When we think about personalizing prostate cancer treatment, the more we can divide up the pie into distinct subsets and treat patients based on what slice of the pie they fall into, I think we are likely to see improved outcomes for patients in this setting. And then the final take-home point is on some of the work we did on the gene expression profile: what genes are turned on or off. Some of the more sophisticated gene pathway analyses pointed the way to potential treatment targets for this group of patients. There is ongoing work as a follow-up to the study, to develop clinical trials and new medicines particularly based on the data from this study. [The goal is] to improve outcomes and to conduct clinical trials specifically for this group of patients, to see if we can make an impact.
Cancer Network: Anything else on the implications of this work? What else are you and your colleagues doing now to follow up on these results?
Dr. Aggarwal: I think the clinical trial piece is important here. And also the broadening of these results and the implications beyond just for academic institutions that have expertise in doing these types of biopsies—to really find noninvasive markers of this disease. Are there imaging tests or blood tests that could pick up this type of prostate cancer? That would [make a huge impact], as it would make this diagnosis a lot easier rather than having to do tumor biopsies on every patient, because there are certainly many patients who don’t have a lesion that we could biopsy.

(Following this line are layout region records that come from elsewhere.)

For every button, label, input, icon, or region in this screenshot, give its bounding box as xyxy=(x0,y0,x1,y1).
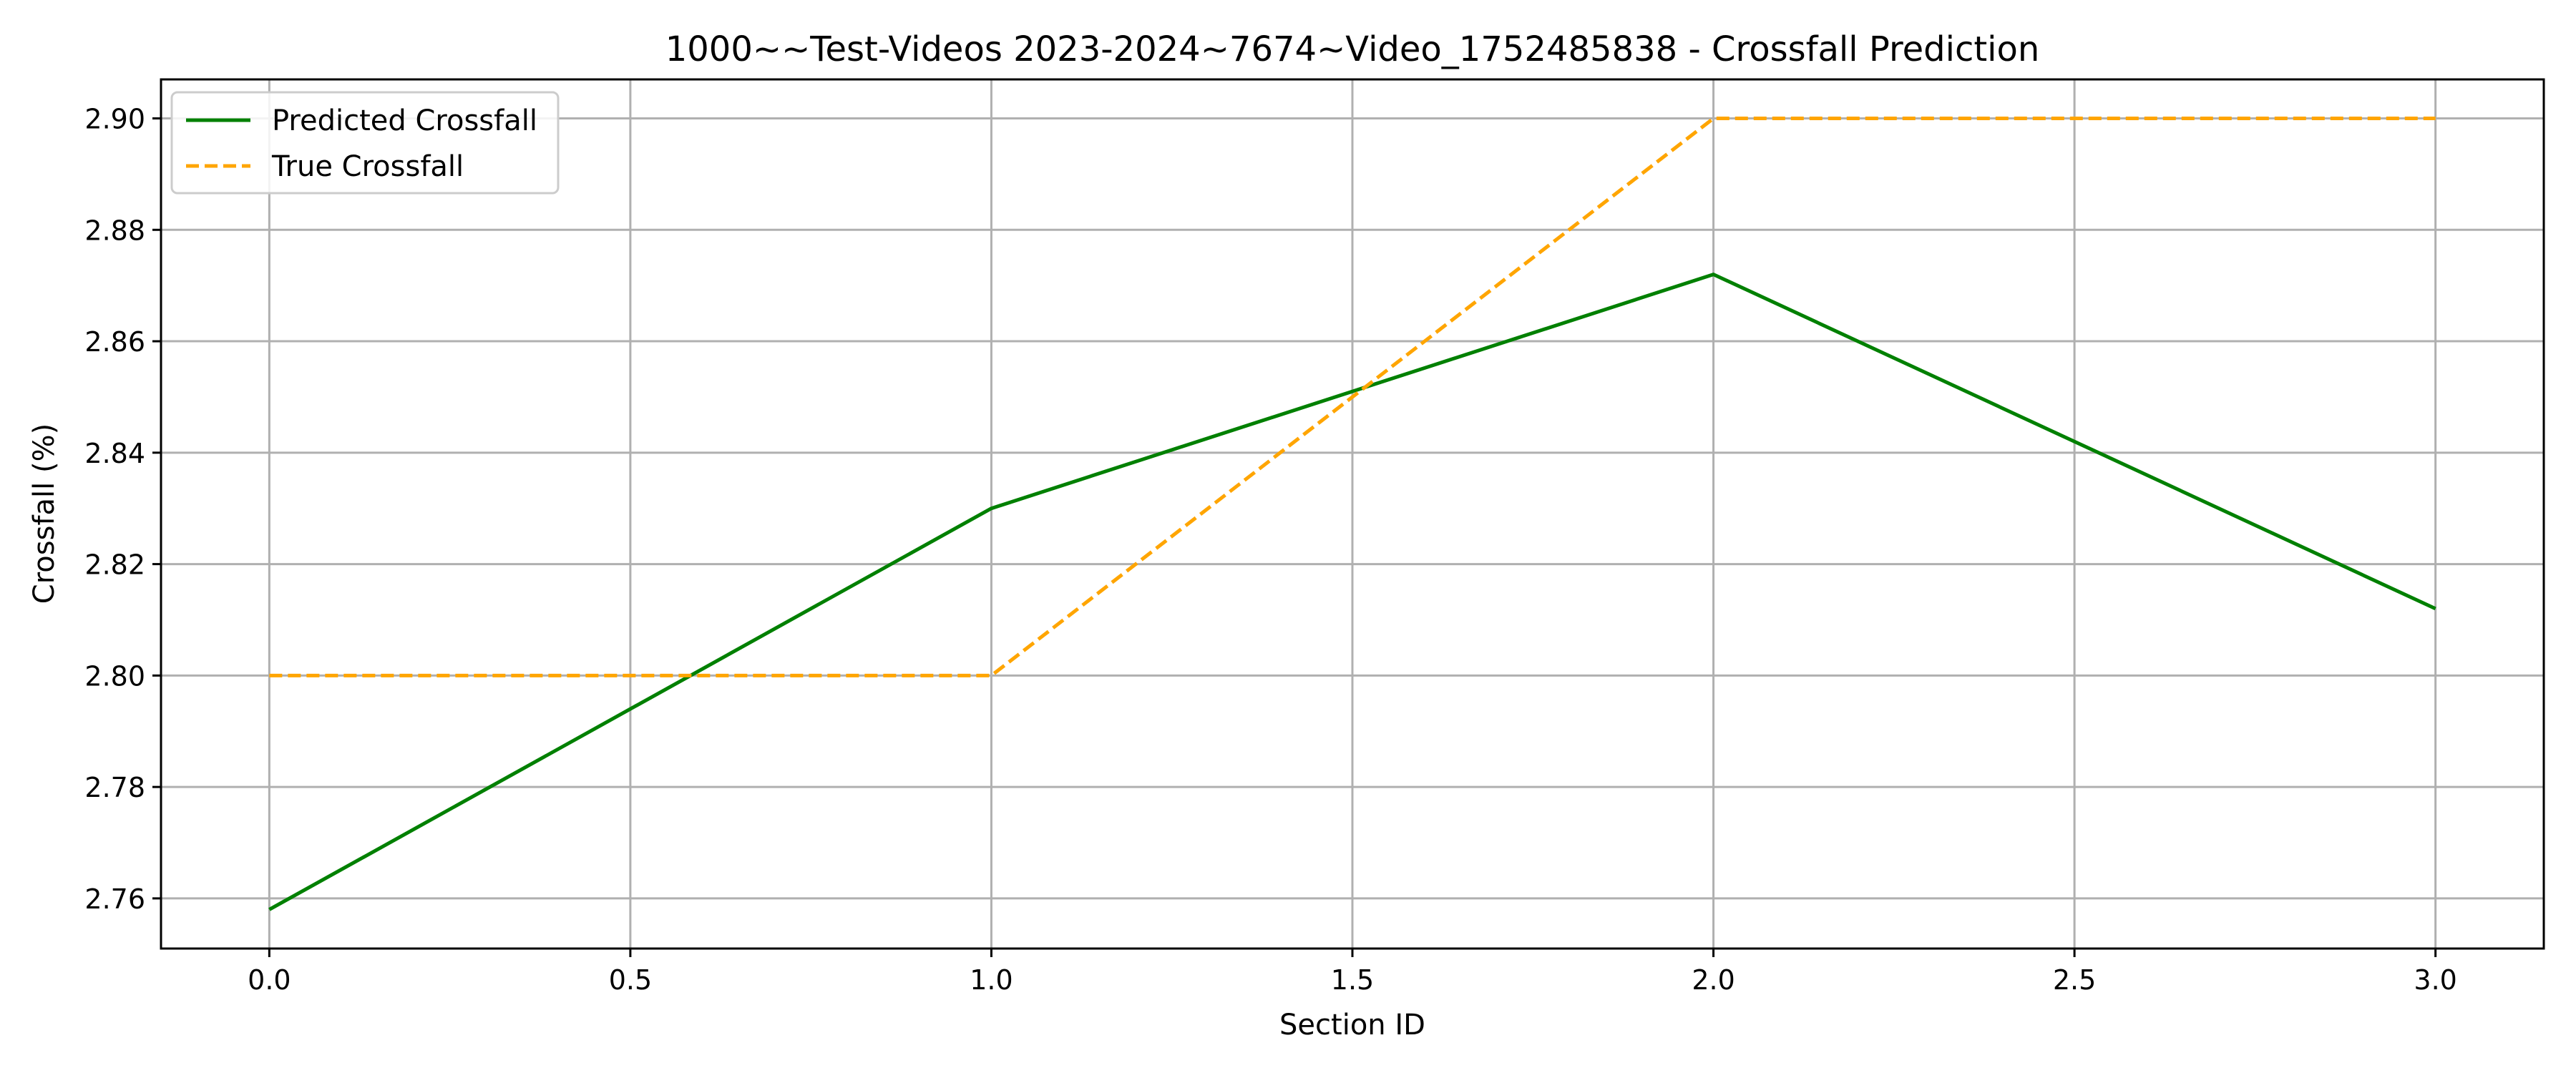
y-tick-label: 2.86 xyxy=(84,326,145,358)
chart-title: 1000~~Test-Videos 2023-2024~7674~Video_1… xyxy=(665,29,2040,69)
y-tick-label: 2.82 xyxy=(84,549,145,581)
y-tick-label: 2.76 xyxy=(84,883,145,915)
legend-label-true: True Crossfall xyxy=(271,150,464,183)
series-line-predicted-crossfall xyxy=(268,273,2436,911)
y-tick-label: 2.88 xyxy=(84,215,145,246)
y-tick-label: 2.78 xyxy=(84,772,145,803)
grid-layer xyxy=(161,79,2544,949)
series-layer xyxy=(268,117,2436,911)
series-line-true-crossfall xyxy=(269,117,2436,677)
legend: Predicted Crossfall True Crossfall xyxy=(170,91,560,195)
x-tick-label: 0.5 xyxy=(609,964,652,996)
legend-box xyxy=(170,91,560,195)
x-tick-label: 1.0 xyxy=(970,964,1013,996)
tick-layer: 0.0 0.5 1.0 1.5 2.0 2.5 3.0 2.76 2.78 2.80 2.82 2.8… xyxy=(84,104,2457,996)
x-tick-label: 2.5 xyxy=(2053,964,2096,996)
x-tick-label: 3.0 xyxy=(2414,964,2457,996)
y-tick-label: 2.80 xyxy=(84,660,145,692)
y-axis-label: Crossfall (%) xyxy=(28,423,61,604)
y-tick-label: 2.90 xyxy=(84,104,145,135)
legend-label-predicted: Predicted Crossfall xyxy=(272,104,537,137)
y-tick-label: 2.84 xyxy=(84,438,145,469)
x-tick-label: 2.0 xyxy=(1692,964,1735,996)
x-axis-label: Section ID xyxy=(1279,1009,1425,1042)
x-tick-label: 1.5 xyxy=(1331,964,1374,996)
x-tick-label: 0.0 xyxy=(248,964,291,996)
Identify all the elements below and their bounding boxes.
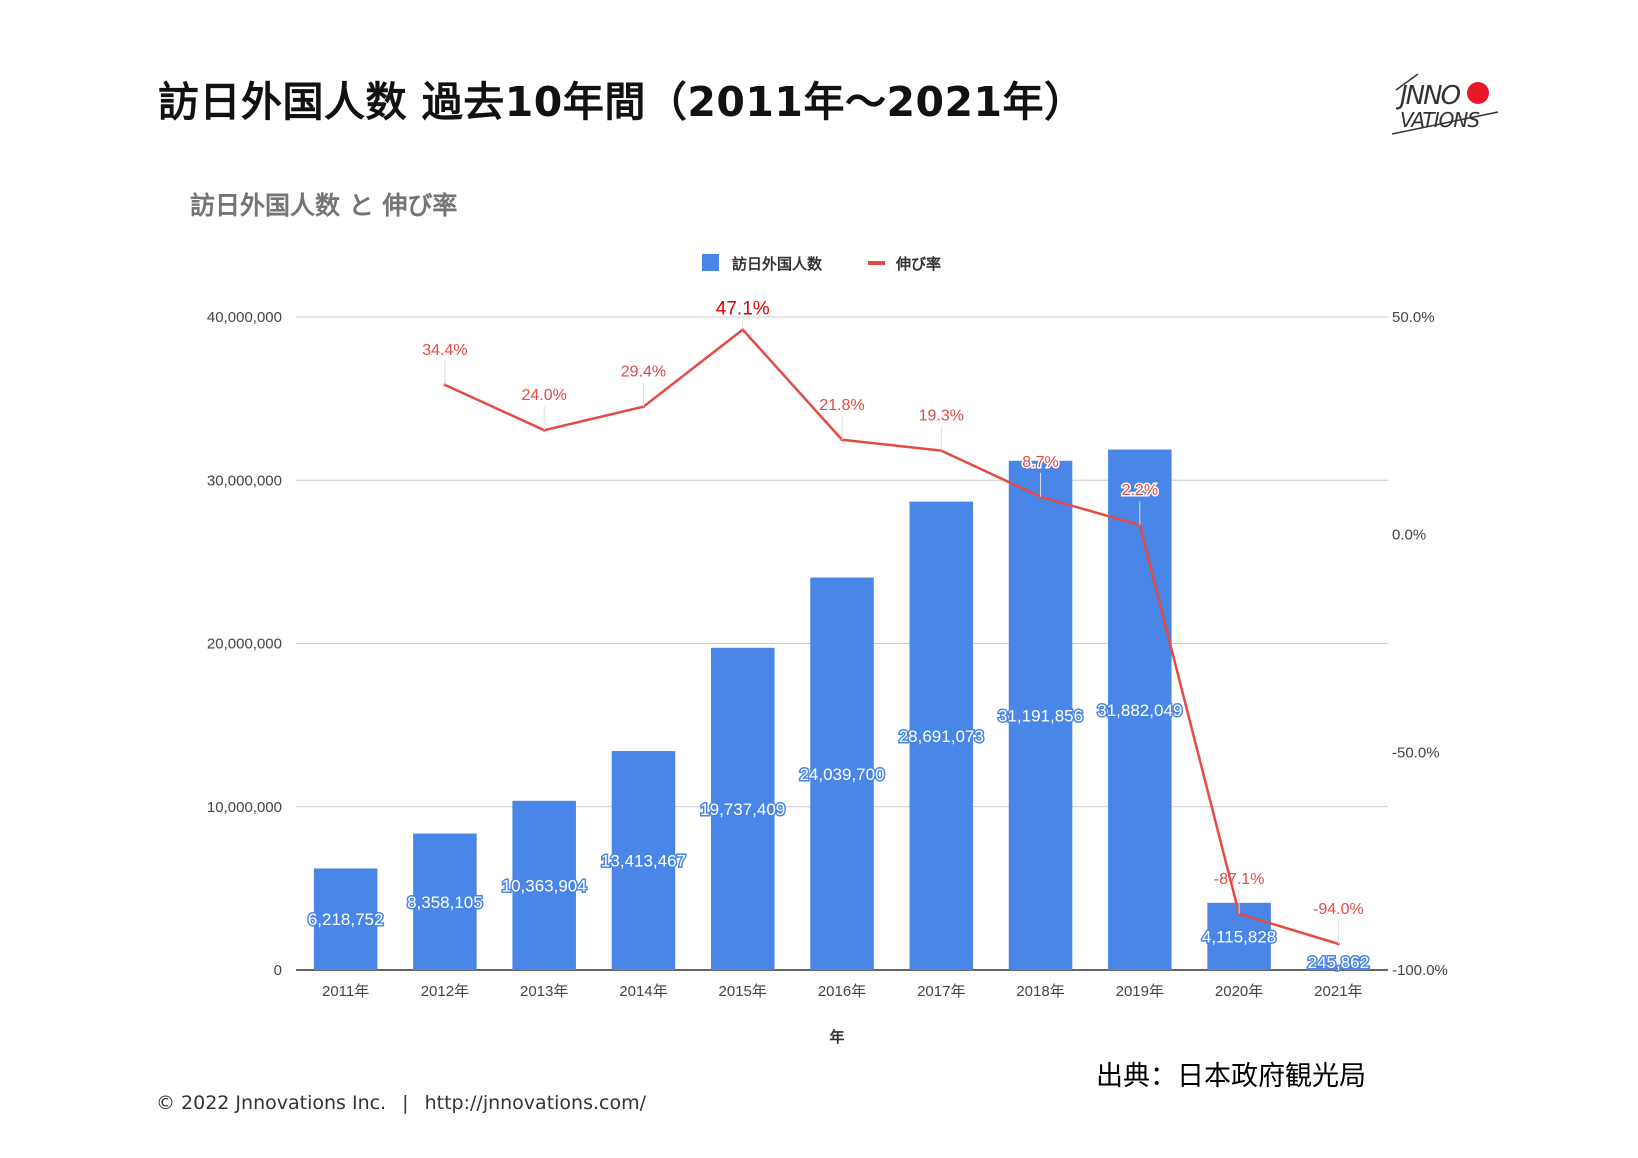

So we are probably missing patients to study when we rely solely on biopsy. There is a lot of work ongoing to really understand that piece of this, to expand detection to a broader patient population. That would be enormously beneficial for detecting this, as well as thinking about how we could efficiently accrue patients for clinical trials. The more easily we can find these tumors, the less invasively we can find them, the better these types of studies will [be at patient accrual] and ultimately at impacting outcomes for this group of patients.